Dad was the serious sort; he took his job very seriously, but, looking back on our life in the jail as an adult, Dad probably attacked his sheriff job too rigorously, took it too seriously. In a few years, his worrying led to numerous doctor visits where he was diagnosed with ulcers. He began losing his suppers in the bathroom, losing weight; eventually he had to be hospitalized to have the ulcers removed. Eventually his body had cancer and he died a long, painful death at sixty-one.

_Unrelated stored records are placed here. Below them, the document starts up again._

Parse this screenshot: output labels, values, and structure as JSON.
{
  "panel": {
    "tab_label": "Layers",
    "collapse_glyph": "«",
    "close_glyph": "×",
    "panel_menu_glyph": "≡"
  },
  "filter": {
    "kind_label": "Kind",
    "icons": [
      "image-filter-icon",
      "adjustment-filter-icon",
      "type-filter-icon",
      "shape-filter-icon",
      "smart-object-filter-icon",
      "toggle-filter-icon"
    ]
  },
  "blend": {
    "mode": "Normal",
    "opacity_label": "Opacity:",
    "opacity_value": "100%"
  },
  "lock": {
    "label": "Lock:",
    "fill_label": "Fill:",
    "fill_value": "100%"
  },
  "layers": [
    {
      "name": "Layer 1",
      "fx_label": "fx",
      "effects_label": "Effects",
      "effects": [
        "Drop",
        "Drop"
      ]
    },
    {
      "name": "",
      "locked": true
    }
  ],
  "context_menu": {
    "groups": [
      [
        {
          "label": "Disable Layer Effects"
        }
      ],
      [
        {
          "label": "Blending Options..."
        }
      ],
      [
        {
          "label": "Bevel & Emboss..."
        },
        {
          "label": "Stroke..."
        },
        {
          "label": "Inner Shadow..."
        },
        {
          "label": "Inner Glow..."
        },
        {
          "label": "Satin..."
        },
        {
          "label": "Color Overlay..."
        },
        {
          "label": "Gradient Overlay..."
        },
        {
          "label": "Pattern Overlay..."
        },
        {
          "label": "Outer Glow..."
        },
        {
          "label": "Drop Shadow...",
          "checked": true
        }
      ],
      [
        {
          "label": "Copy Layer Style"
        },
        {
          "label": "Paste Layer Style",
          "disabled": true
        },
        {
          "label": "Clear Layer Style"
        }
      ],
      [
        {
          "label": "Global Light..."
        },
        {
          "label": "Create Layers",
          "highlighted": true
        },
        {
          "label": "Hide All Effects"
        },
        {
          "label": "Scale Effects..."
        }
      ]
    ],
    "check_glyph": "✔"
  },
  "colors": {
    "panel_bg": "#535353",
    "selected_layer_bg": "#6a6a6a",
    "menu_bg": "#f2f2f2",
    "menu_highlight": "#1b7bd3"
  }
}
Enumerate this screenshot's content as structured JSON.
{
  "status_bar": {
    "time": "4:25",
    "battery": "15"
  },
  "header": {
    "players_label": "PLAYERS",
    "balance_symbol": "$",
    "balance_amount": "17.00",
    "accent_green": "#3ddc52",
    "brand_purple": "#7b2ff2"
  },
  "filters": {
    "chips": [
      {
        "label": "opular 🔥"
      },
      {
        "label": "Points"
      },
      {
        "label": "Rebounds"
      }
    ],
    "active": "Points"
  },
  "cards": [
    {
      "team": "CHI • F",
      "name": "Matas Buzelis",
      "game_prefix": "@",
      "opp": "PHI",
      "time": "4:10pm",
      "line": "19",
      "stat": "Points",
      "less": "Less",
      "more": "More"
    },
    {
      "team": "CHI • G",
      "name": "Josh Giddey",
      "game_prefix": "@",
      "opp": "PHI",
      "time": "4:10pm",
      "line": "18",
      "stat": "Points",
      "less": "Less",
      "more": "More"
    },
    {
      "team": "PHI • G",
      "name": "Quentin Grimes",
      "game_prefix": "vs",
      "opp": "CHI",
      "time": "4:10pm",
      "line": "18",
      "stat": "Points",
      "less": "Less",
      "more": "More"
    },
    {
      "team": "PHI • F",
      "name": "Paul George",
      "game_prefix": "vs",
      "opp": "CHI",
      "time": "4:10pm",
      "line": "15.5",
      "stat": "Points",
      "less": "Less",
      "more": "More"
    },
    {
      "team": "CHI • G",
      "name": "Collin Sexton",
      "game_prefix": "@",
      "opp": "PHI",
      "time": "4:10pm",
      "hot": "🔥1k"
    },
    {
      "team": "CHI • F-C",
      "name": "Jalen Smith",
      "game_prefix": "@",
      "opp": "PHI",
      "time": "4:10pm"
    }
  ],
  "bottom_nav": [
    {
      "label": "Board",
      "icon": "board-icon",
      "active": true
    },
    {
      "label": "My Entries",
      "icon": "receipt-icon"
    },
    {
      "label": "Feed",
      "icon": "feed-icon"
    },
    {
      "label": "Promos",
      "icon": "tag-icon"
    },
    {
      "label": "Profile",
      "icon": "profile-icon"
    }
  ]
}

His happy-to-lucky deputy, Lynn Krook, was a perfect partner to Dad. Lynn was always smiling and telling jokes. Rather than tackling the routine details of office paper work, Lynn enjoyed planning vacations in the West where he could pan for gold. He loved adventure. Ideas were spinning continually inside his head; his talk was contagious. Lynn would spend hours chatting with each new person who entered the sheriff’s office; he’d trade stories and check on travel routes, good fishing streams and where he should go to prospect for gold in those mountain streams. He had dreams of “striking it rich” out West in his beloved mountains. Deputy Lynn loved life’s adventures, even at the Glenwood jail. He’d sit on a bunk in the jail cells, visiting with the prisoners; rest at our formica, kitchen table, Mom’s coffee and chocolate cookie in hand, and visit with the courthouse crew. Downtown, he would be the perfect campaign politician with the townspeople, something Dad, the man of few words, was not skilled at.

Every fall I’d look forward to the expected one-to-three-month visits of my jailhouse favorites,  men different from anyone else I had encountered in Glenwood. Some of my best-remembered characters were Blackie the stuntman, Pretty Boy Verdi and Paul, the dancing decorator. They bunked at our jail regularly. Usually the “regulars” received their jail sentences from Judge Dietz in the fall. Repeatedly, they were charged with offenses of drunk and disorderly conduct or bouncing bad checks. In those days, we didn’t look at repeated drinking offenses as alcoholism, a disease to be treated with hospitalization and therapy. Facilities to help problem drinkers or those with other behavior problems didn’t exist where we lived. Jail was the only available solution for these folks. 

Their three month sentences allowed the guys to celebrate Thanksgiving and Christmas holidays with our family. There were only four people in my family: Mom, Dad, my little sister Barbie and me, so we enjoyed the additional company. Their jail vacations, as Paul referred to his visits, and their fascinating personalities endeared them to our family. It didn’t matter to Barbie and me that they had been arrested for being drunk and disorderly, stealing, embezzlement or bigamy. We were kids; the jail guys were good to us; they were our adopted family.